By Nellie Bristol, CQ HealthBeat Associate Editor

November 4, 2011 -- More than 2.2 million Medicare Part D enrollees each received prescription drug discounts averaging $550 during the first nine months of this year as part of the health care overhaul's efforts to close the program's coverage gap, Centers for Medicare and Medicaid Services officials announced. In total, beneficiaries saved more than $1.2 billion in drug costs.

Release of the figures is part of the Obama administration's efforts to bolster public support for the overhaul to counter congressional Republican efforts to weaken or repeal the law. CMS officials have been making such data public on a monthly basis.

A state-by-state breakdown of the figures shows beneficiaries in New Jersey received the greatest average gap discount, totaling $686. Average discounts in Hawaii were the lowest, at $274.

The law (PL 111-148, PL 111-152) closes by 2020 the drug program's coverage gap—known as the "doughnut hole"—between the initial benefit limit and the level where catastrophic support begins (at $4,550 in out-of-pocket payments in 2011). In the first year, beneficiaries received a $250 rebate.

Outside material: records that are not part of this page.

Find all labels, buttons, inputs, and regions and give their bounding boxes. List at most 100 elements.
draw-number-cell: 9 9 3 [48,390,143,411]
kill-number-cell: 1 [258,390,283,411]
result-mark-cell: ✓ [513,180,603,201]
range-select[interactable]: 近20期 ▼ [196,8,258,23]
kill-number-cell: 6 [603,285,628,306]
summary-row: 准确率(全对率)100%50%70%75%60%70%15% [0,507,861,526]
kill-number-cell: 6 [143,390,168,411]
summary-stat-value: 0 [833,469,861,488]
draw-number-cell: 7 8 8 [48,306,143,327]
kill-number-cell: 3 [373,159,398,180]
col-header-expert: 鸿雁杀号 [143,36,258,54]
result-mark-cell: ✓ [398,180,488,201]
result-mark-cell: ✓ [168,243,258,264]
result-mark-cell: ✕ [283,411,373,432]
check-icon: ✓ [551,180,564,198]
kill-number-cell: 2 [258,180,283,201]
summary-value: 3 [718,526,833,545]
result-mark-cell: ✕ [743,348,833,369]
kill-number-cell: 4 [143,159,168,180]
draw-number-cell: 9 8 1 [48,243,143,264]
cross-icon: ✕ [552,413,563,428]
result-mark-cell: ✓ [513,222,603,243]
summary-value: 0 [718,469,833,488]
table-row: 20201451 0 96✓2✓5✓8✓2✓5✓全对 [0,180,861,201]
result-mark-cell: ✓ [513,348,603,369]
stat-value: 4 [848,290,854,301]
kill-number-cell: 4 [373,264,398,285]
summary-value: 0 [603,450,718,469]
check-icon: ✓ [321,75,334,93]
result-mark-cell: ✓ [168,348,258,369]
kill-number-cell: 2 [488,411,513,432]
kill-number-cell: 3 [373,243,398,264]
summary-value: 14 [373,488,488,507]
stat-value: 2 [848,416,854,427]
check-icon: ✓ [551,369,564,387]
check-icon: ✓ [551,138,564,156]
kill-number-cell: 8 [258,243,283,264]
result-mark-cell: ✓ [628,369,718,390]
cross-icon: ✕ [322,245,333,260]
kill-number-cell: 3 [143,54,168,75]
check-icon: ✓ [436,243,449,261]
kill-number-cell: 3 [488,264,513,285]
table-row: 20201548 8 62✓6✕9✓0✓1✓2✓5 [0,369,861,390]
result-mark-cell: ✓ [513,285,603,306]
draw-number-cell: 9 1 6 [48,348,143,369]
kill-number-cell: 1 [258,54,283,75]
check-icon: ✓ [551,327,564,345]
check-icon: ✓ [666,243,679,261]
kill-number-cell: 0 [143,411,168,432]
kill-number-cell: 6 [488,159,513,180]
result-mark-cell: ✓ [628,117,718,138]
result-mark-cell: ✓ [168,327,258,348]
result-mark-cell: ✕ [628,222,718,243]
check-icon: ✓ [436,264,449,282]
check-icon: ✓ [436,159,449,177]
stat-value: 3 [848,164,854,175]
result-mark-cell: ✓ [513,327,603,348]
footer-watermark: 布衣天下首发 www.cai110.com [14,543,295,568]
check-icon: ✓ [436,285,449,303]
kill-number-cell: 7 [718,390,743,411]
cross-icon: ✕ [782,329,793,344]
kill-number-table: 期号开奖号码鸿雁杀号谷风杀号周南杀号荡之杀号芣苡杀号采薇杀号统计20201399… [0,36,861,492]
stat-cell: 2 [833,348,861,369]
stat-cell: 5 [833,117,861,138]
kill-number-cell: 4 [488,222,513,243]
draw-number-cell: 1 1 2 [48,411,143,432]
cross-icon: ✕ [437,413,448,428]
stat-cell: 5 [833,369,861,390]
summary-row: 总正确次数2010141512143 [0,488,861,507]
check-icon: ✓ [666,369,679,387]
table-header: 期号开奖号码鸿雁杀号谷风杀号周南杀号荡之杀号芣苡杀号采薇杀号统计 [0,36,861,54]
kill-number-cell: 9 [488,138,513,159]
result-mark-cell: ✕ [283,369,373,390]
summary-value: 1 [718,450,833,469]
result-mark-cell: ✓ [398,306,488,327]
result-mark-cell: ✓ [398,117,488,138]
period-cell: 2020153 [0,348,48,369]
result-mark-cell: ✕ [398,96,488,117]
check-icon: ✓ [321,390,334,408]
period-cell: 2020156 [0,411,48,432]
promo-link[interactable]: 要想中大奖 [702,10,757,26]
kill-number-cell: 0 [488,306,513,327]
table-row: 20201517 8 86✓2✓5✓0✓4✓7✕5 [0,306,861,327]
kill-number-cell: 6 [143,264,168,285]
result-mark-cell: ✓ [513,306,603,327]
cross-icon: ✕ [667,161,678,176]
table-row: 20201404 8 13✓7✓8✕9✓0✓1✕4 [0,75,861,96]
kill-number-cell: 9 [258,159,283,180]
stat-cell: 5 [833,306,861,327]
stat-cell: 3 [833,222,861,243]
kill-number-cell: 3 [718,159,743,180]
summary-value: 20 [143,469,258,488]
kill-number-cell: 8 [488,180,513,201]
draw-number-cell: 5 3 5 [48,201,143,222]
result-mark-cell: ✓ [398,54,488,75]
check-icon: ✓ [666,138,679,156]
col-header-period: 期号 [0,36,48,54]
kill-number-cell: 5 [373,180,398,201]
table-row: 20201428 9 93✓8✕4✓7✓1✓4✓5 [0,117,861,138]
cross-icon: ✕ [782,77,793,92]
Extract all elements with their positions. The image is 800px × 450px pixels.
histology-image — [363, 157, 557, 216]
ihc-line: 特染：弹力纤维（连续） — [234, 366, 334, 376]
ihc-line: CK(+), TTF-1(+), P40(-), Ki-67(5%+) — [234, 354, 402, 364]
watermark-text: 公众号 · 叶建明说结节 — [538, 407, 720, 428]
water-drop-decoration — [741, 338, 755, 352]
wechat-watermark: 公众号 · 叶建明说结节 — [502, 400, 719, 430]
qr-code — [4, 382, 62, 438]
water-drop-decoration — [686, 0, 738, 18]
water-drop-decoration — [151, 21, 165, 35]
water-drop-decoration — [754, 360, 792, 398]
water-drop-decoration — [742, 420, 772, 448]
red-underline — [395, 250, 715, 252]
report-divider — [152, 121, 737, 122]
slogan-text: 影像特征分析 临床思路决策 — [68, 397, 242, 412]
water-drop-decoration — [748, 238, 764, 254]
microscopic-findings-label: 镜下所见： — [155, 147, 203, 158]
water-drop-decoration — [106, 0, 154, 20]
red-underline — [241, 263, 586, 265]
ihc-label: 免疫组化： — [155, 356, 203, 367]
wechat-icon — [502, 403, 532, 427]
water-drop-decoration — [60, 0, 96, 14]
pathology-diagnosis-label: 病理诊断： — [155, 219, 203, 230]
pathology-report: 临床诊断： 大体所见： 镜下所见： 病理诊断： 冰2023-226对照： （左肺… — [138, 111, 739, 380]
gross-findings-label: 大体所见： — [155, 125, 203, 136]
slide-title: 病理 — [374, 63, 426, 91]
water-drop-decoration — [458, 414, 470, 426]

CMS is now phasing in percentage discounts for both brand-name and generic drugs. Once an enrollee's drug costs put him in the doughnut hole, he receives a 50 percent discount for brand-name drugs in 2011 and 2012. Coverage increases incrementally until enrollee payments are lowered to 25 percent of costs by 2020. Enrollees pay 93 percent of costs in 2011 for generic drugs, a rate that also drops incrementally to 25 percent by 2020.

In addition to lowering costs for drugs, the health overhaul has provided at least one free preventive benefit for more than 22.6 million Medicare beneficiaries, CMS reported.